ALTERNATİF BÖLGE BASRA VE UMMAN KÖRFEZİ KIYILARI
İranlı yetkililerin uzun bir süredir yeni başkent tartışmalarında sunduğu alternatif bölge Basra ve Umman Körfezi kıyıları. İran’ın kıyı şeridinde yerleşimin az olması ve bu bölgelerin İran’ın petrol ve doğal gaz rezervlerine yakın olması olası bir yeni başkentin bu bölgede olması halinde yeni kurulacak yerleşimin ekonomik anlamda da canlı olmasını sağlayabilir. Bu alternatifin hayata geçmesi halinde İran’ın yeni başkenti aynı zamanda ticari bir merkezde olabilir ve deniz taşımacılığında önemli bir merkez haline gelebilir. İranlı yetkililer, yapılacak bu değişimle İran'ın, enerji sektöründeki gücünü daha etkin bir şekilde kullanabilmesi hedefliyor.

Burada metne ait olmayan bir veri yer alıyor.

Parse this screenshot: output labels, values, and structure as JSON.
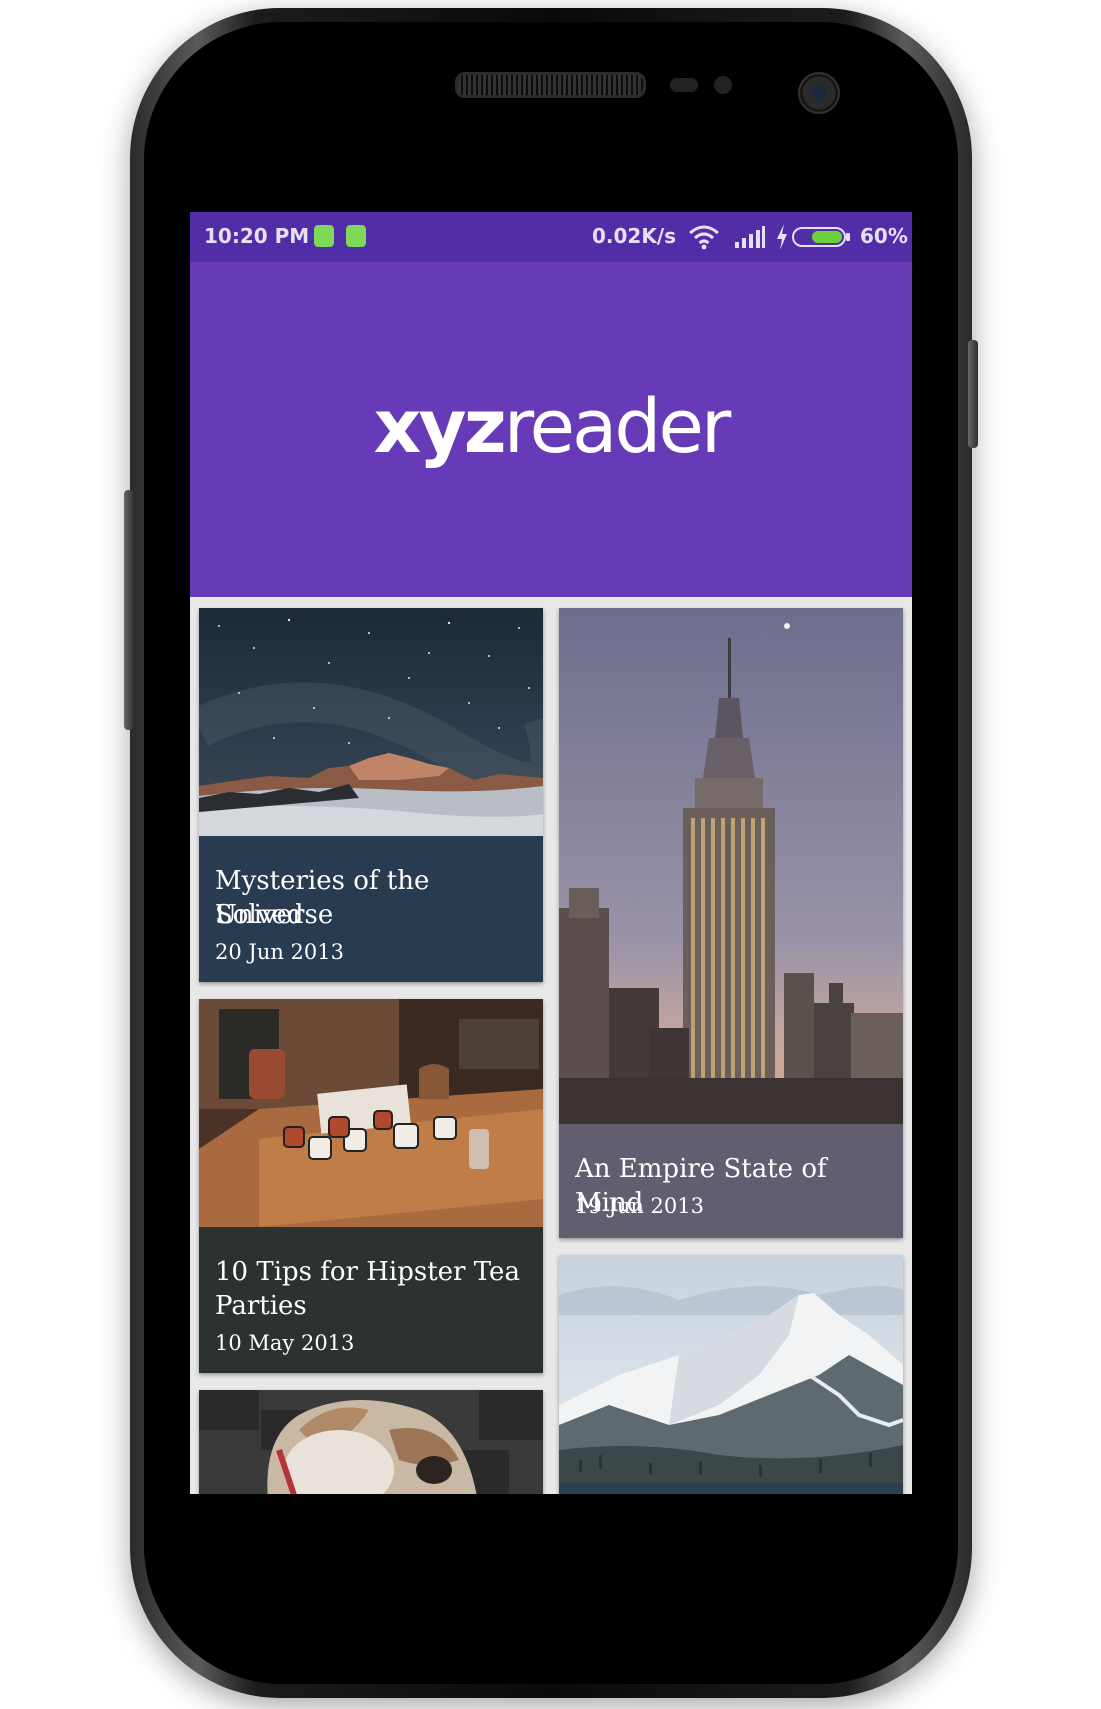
{
  "status_bar": {
    "time": "10:20 PM",
    "net_speed": "0.02K/s",
    "battery_percent": "60%",
    "icons": [
      "battery-saver-icon",
      "android-icon",
      "wifi-icon",
      "signal-icon",
      "charging-icon",
      "battery-icon"
    ]
  },
  "app": {
    "logo_bold": "xyz",
    "logo_light": "reader",
    "toolbar_color": "#673ab7",
    "statusbar_color": "#512da8"
  },
  "articles": [
    {
      "title_line1": "Mysteries of the Universe",
      "title_line2": "Solved",
      "date": "20 Jun 2013",
      "meta_color": "#283b50",
      "image": "starry-sky-mountain"
    },
    {
      "title_line1": "An Empire State of Mind",
      "title_line2": "",
      "date": "19 Jun 2013",
      "meta_color": "#625e70",
      "image": "empire-state-building"
    },
    {
      "title_line1": "10 Tips for Hipster Tea",
      "title_line2": "Parties",
      "date": "10 May 2013",
      "meta_color": "#2c3132",
      "image": "tea-cups-table"
    },
    {
      "title_line1": "",
      "title_line2": "",
      "date": "",
      "meta_color": "#2d3f52",
      "image": "snowy-mountain"
    },
    {
      "title_line1": "",
      "title_line2": "",
      "date": "",
      "meta_color": "#3a3a3a",
      "image": "bulldog"
    }
  ]
}
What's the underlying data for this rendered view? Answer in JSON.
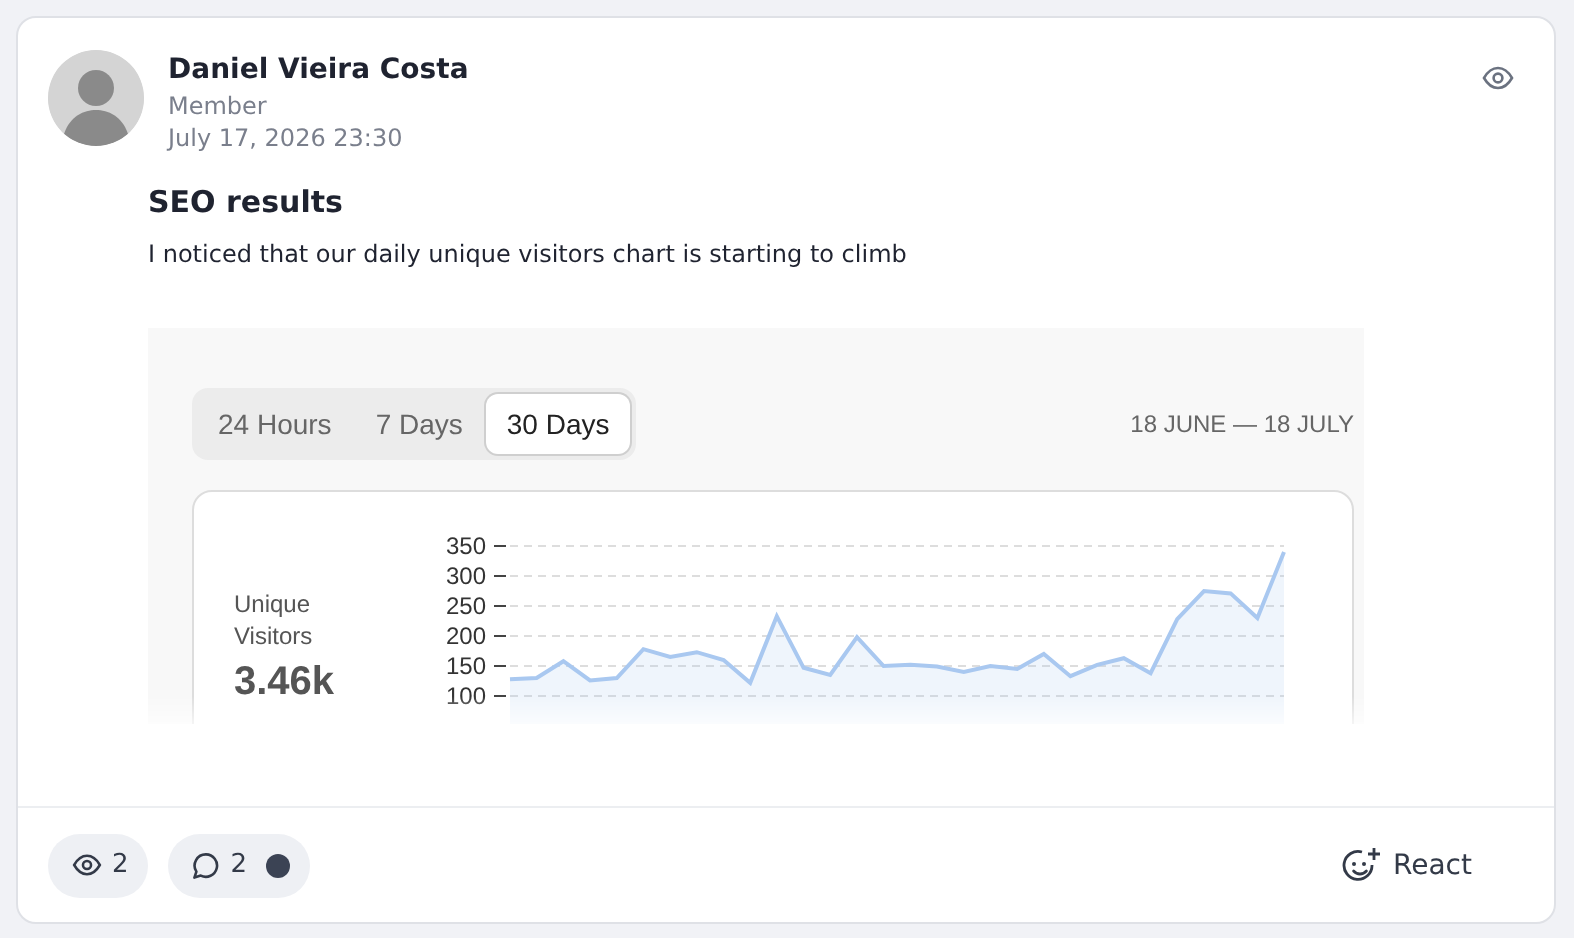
{
  "post": {
    "author": {
      "name": "Daniel Vieira Costa",
      "role": "Member",
      "timestamp": "July 17, 2026 23:30"
    },
    "title": "SEO results",
    "body": "I noticed that our daily unique visitors chart is starting to climb",
    "embed": {
      "tabs": [
        {
          "label": "24 Hours",
          "selected": false
        },
        {
          "label": "7 Days",
          "selected": false
        },
        {
          "label": "30 Days",
          "selected": true
        }
      ],
      "date_range": "18 JUNE — 18 JULY",
      "stat": {
        "value": "3.46k"
      },
      "chart_data": {
        "type": "area",
        "grid": true,
        "yticks": [
          100,
          150,
          200,
          250,
          300,
          350
        ],
        "ylim": [
          100,
          350
        ],
        "series": [
          {
            "name": "Unique Visitors",
            "color": "#a9c8f0",
            "values": [
              128,
              130,
              158,
              126,
              130,
              178,
              165,
              173,
              160,
              122,
              233,
              147,
              135,
              198,
              150,
              152,
              149,
              140,
              150,
              145,
              170,
              133,
              152,
              163,
              138,
              228,
              275,
              271,
              230,
              340
            ]
          }
        ]
      }
    },
    "footer": {
      "views": "2",
      "comments": "2",
      "has_unread": true,
      "react": "React"
    }
  }
}
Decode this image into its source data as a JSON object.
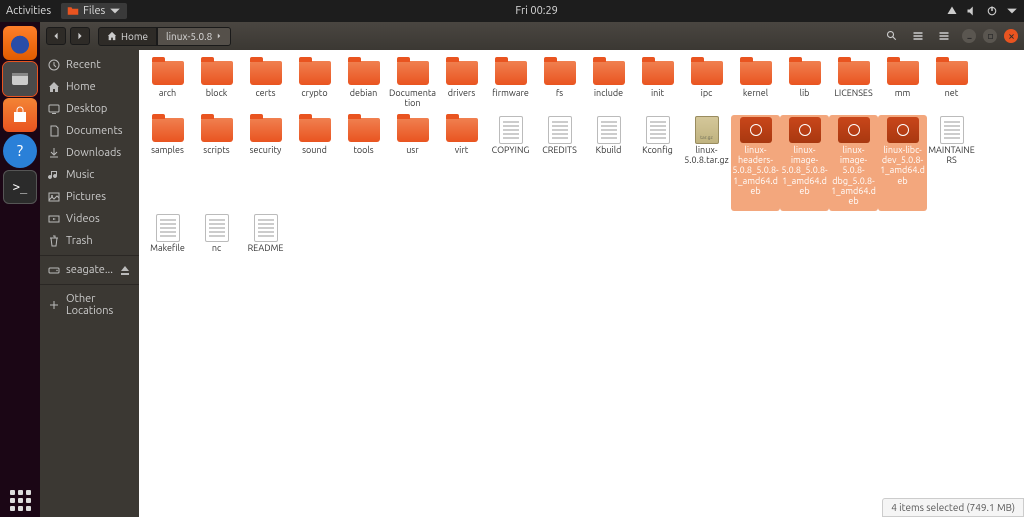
{
  "topbar": {
    "activities": "Activities",
    "app_name": "Files",
    "clock": "Fri 00:29"
  },
  "titlebar": {
    "home_crumb": "Home",
    "folder_crumb": "linux-5.0.8"
  },
  "sidebar": {
    "items": [
      {
        "icon": "clock",
        "label": "Recent"
      },
      {
        "icon": "home",
        "label": "Home"
      },
      {
        "icon": "desktop",
        "label": "Desktop"
      },
      {
        "icon": "documents",
        "label": "Documents"
      },
      {
        "icon": "downloads",
        "label": "Downloads"
      },
      {
        "icon": "music",
        "label": "Music"
      },
      {
        "icon": "pictures",
        "label": "Pictures"
      },
      {
        "icon": "videos",
        "label": "Videos"
      },
      {
        "icon": "trash",
        "label": "Trash"
      }
    ],
    "device": "seagate...",
    "other": "Other Locations"
  },
  "files": [
    {
      "type": "folder",
      "name": "arch"
    },
    {
      "type": "folder",
      "name": "block"
    },
    {
      "type": "folder",
      "name": "certs"
    },
    {
      "type": "folder",
      "name": "crypto"
    },
    {
      "type": "folder",
      "name": "debian"
    },
    {
      "type": "folder",
      "name": "Documentation"
    },
    {
      "type": "folder",
      "name": "drivers"
    },
    {
      "type": "folder",
      "name": "firmware"
    },
    {
      "type": "folder",
      "name": "fs"
    },
    {
      "type": "folder",
      "name": "include"
    },
    {
      "type": "folder",
      "name": "init"
    },
    {
      "type": "folder",
      "name": "ipc"
    },
    {
      "type": "folder",
      "name": "kernel"
    },
    {
      "type": "folder",
      "name": "lib"
    },
    {
      "type": "folder",
      "name": "LICENSES"
    },
    {
      "type": "folder",
      "name": "mm"
    },
    {
      "type": "folder",
      "name": "net"
    },
    {
      "type": "folder",
      "name": "samples"
    },
    {
      "type": "folder",
      "name": "scripts"
    },
    {
      "type": "folder",
      "name": "security"
    },
    {
      "type": "folder",
      "name": "sound"
    },
    {
      "type": "folder",
      "name": "tools"
    },
    {
      "type": "folder",
      "name": "usr"
    },
    {
      "type": "folder",
      "name": "virt"
    },
    {
      "type": "doc",
      "name": "COPYING"
    },
    {
      "type": "doc",
      "name": "CREDITS"
    },
    {
      "type": "doc",
      "name": "Kbuild"
    },
    {
      "type": "doc",
      "name": "Kconfig"
    },
    {
      "type": "arch",
      "name": "linux-5.0.8.tar.gz"
    },
    {
      "type": "deb",
      "name": "linux-headers-5.0.8_5.0.8-1_amd64.deb",
      "selected": true
    },
    {
      "type": "deb",
      "name": "linux-image-5.0.8_5.0.8-1_amd64.deb",
      "selected": true
    },
    {
      "type": "deb",
      "name": "linux-image-5.0.8-dbg_5.0.8-1_amd64.deb",
      "selected": true
    },
    {
      "type": "deb",
      "name": "linux-libc-dev_5.0.8-1_amd64.deb",
      "selected": true
    },
    {
      "type": "doc",
      "name": "MAINTAINERS"
    },
    {
      "type": "doc",
      "name": "Makefile"
    },
    {
      "type": "doc",
      "name": "nc"
    },
    {
      "type": "doc",
      "name": "README"
    }
  ],
  "statusbar": {
    "text": "4 items selected  (749.1 MB)"
  }
}
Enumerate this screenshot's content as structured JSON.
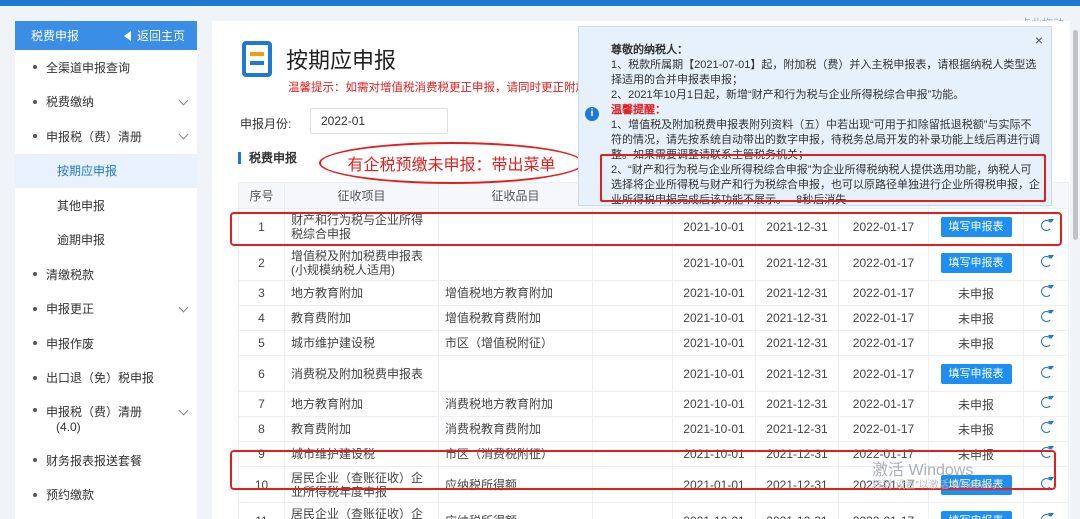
{
  "sidebar": {
    "title": "税费申报",
    "back_label": "返回主页",
    "items": [
      {
        "label": "全渠道申报查询",
        "expandable": false
      },
      {
        "label": "税费缴纳",
        "expandable": true
      },
      {
        "label": "申报税（费）清册",
        "expandable": true
      },
      {
        "label": "按期应申报",
        "sub": true,
        "active": true
      },
      {
        "label": "其他申报",
        "sub": true
      },
      {
        "label": "逾期申报",
        "sub": true
      },
      {
        "label": "清缴税款",
        "expandable": false
      },
      {
        "label": "申报更正",
        "expandable": true
      },
      {
        "label": "申报作废",
        "expandable": false
      },
      {
        "label": "出口退（免）税申报",
        "expandable": false
      },
      {
        "label": "申报税（费）清册",
        "label2": "(4.0)",
        "expandable": true
      },
      {
        "label": "财务报表报送套餐",
        "expandable": false
      },
      {
        "label": "预约缴款",
        "expandable": false
      }
    ]
  },
  "main": {
    "title": "按期应申报",
    "warm_tip": "温馨提示：如需对增值税消费税更正申报，请同时更正附加",
    "month_label": "申报月份:",
    "month_value": "2022-01",
    "section_label": "税费申报",
    "annotation": "有企税预缴未申报：带出菜单"
  },
  "table": {
    "headers": [
      "序号",
      "征收项目",
      "征收品目",
      "",
      "",
      "",
      "",
      "",
      ""
    ],
    "fill_label": "填写申报表",
    "unfiled_label": "未申报",
    "rows": [
      {
        "no": "1",
        "item": "财产和行为税与企业所得税综合申报",
        "sub": "",
        "start": "2021-10-01",
        "end": "2021-12-31",
        "due": "2022-01-17",
        "status": "fill",
        "tall": true
      },
      {
        "no": "2",
        "item": "增值税及附加税费申报表(小规模纳税人适用)",
        "sub": "",
        "start": "2021-10-01",
        "end": "2021-12-31",
        "due": "2022-01-17",
        "status": "fill",
        "tall": true
      },
      {
        "no": "3",
        "item": "地方教育附加",
        "sub": "增值税地方教育附加",
        "start": "2021-10-01",
        "end": "2021-12-31",
        "due": "2022-01-17",
        "status": "unfiled"
      },
      {
        "no": "4",
        "item": "教育费附加",
        "sub": "增值税教育费附加",
        "start": "2021-10-01",
        "end": "2021-12-31",
        "due": "2022-01-17",
        "status": "unfiled"
      },
      {
        "no": "5",
        "item": "城市维护建设税",
        "sub": "市区（增值税附征）",
        "start": "2021-10-01",
        "end": "2021-12-31",
        "due": "2022-01-17",
        "status": "unfiled"
      },
      {
        "no": "6",
        "item": "消费税及附加税费申报表",
        "sub": "",
        "start": "2021-10-01",
        "end": "2021-12-31",
        "due": "2022-01-17",
        "status": "fill",
        "tall": true
      },
      {
        "no": "7",
        "item": "地方教育附加",
        "sub": "消费税地方教育附加",
        "start": "2021-10-01",
        "end": "2021-12-31",
        "due": "2022-01-17",
        "status": "unfiled"
      },
      {
        "no": "8",
        "item": "教育费附加",
        "sub": "消费税教育费附加",
        "start": "2021-10-01",
        "end": "2021-12-31",
        "due": "2022-01-17",
        "status": "unfiled"
      },
      {
        "no": "9",
        "item": "城市维护建设税",
        "sub": "市区（消费税附征）",
        "start": "2021-10-01",
        "end": "2021-12-31",
        "due": "2022-01-17",
        "status": "unfiled"
      },
      {
        "no": "10",
        "item": "居民企业（查账征收）企业所得税年度申报",
        "sub": "应纳税所得额",
        "start": "2021-01-01",
        "end": "2021-12-31",
        "due": "2022-01-17",
        "status": "fill",
        "tall": true
      },
      {
        "no": "11",
        "item": "居民企业（查账征收）企业所得税月（季）度申报",
        "sub": "应纳税所得额",
        "start": "2021-10-01",
        "end": "2021-12-31",
        "due": "2022-01-17",
        "status": "fill",
        "tall": true
      }
    ]
  },
  "notice": {
    "greeting": "尊敬的纳税人：",
    "line1": "1、税款所属期【2021-07-01】起，附加税（费）并入主税申报表，请根据纳税人类型选择适用的合并申报表申报；",
    "line2": "2、2021年10月1日起，新增“财产和行为税与企业所得税综合申报”功能。",
    "warm_title": "温馨提醒：",
    "tip1": "1、增值税及附加税费申报表附列资料（五）中若出现“可用于扣除留抵退税额”与实际不符的情况，请先按系统自动带出的数字申报，待税务总局开发的补录功能上线后再进行调整。如果需要调整请联系主管税务机关；",
    "tip2": "2、“财产和行为税与企业所得税综合申报”为企业所得税纳税人提供选用功能，纳税人可选择将企业所得税与财产和行为税综合申报，也可以原路径单独进行企业所得税申报，企业所得税申报完成后该功能不展示。",
    "countdown": "8秒后消失",
    "close": "×",
    "info": "i"
  },
  "drag_hint": "点此拖动",
  "watermark": "激活 Windows",
  "watermark_sub": "转到“设置”以激活 Windows。"
}
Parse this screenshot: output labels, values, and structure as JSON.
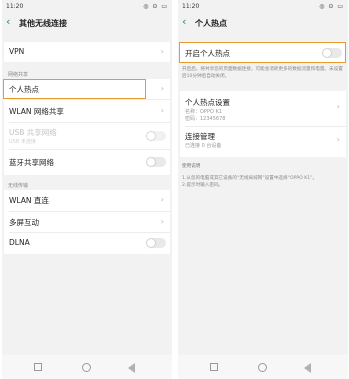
{
  "left": {
    "status": {
      "time": "11:20",
      "signal": "░░≡",
      "icons": "◎ ⊙ ▭"
    },
    "title": "其他无线连接",
    "vpn": {
      "label": "VPN"
    },
    "section_network_share": "网络共享",
    "hotspot": {
      "label": "个人热点"
    },
    "wlan_share": {
      "label": "WLAN 网络共享"
    },
    "usb_share": {
      "label": "USB 共享网络",
      "sub": "USB 未连接"
    },
    "bt_share": {
      "label": "蓝牙共享网络"
    },
    "section_wireless": "无线传输",
    "wlan_direct": {
      "label": "WLAN 直连"
    },
    "multiscreen": {
      "label": "多屏互动"
    },
    "dlna": {
      "label": "DLNA"
    }
  },
  "right": {
    "status": {
      "time": "11:20",
      "signal": "░░≡",
      "icons": "◎ ⊙ ▭"
    },
    "title": "个人热点",
    "enable_hotspot": {
      "label": "开启个人热点"
    },
    "hotspot_desc": "开启后，将共享您的页面数据连接，可能会消耗更多的数据流量和电量。未设置后10分钟后自动关闭。",
    "hotspot_settings": {
      "label": "个人热点设置",
      "name": "名称：OPPO K1",
      "password": "密码：12345678"
    },
    "connection_mgmt": {
      "label": "连接管理",
      "sub": "已连接 0 台设备"
    },
    "help_title": "使用说明",
    "help_text": "1.从您的电脑或其它设备的“无线局域网”设置中选择“OPPO K1”。\n2.提示时输入密码。"
  },
  "nav": {
    "chevron": "›"
  },
  "colors": {
    "accent": "#2a8a62",
    "highlight": "#e89a2c"
  },
  "icons": [
    "back-icon",
    "chevron-right-icon",
    "toggle-switch",
    "recent-apps-icon",
    "home-icon",
    "back-nav-icon"
  ]
}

Bazı hükümet yetkilileri, başkentin aşamalı olarak güney sahil bölgesi Makran'a taşınmasının planlandığını ya da değerlendirildiğini ifade ediliyor. Bu bölgenin düşük deprem riskine sahip olması ve su kaynaklarına daha yakın olması ekonomik sürdürülebilirlik açısından daha uygun görülürken, aynı zamanda çok sayıda iş fırsatı yaratarak istihdama ve ekonomiye de katkı sağlayacağı tahmin ediliyor. Bu konudaki tartışmalar zaman zaman gündeme gelse de İran yönetiminin henüz ciddi bir adım atmış değil. Herhangi ir adım atılıp atılmayacağını ise zaman gösterecek.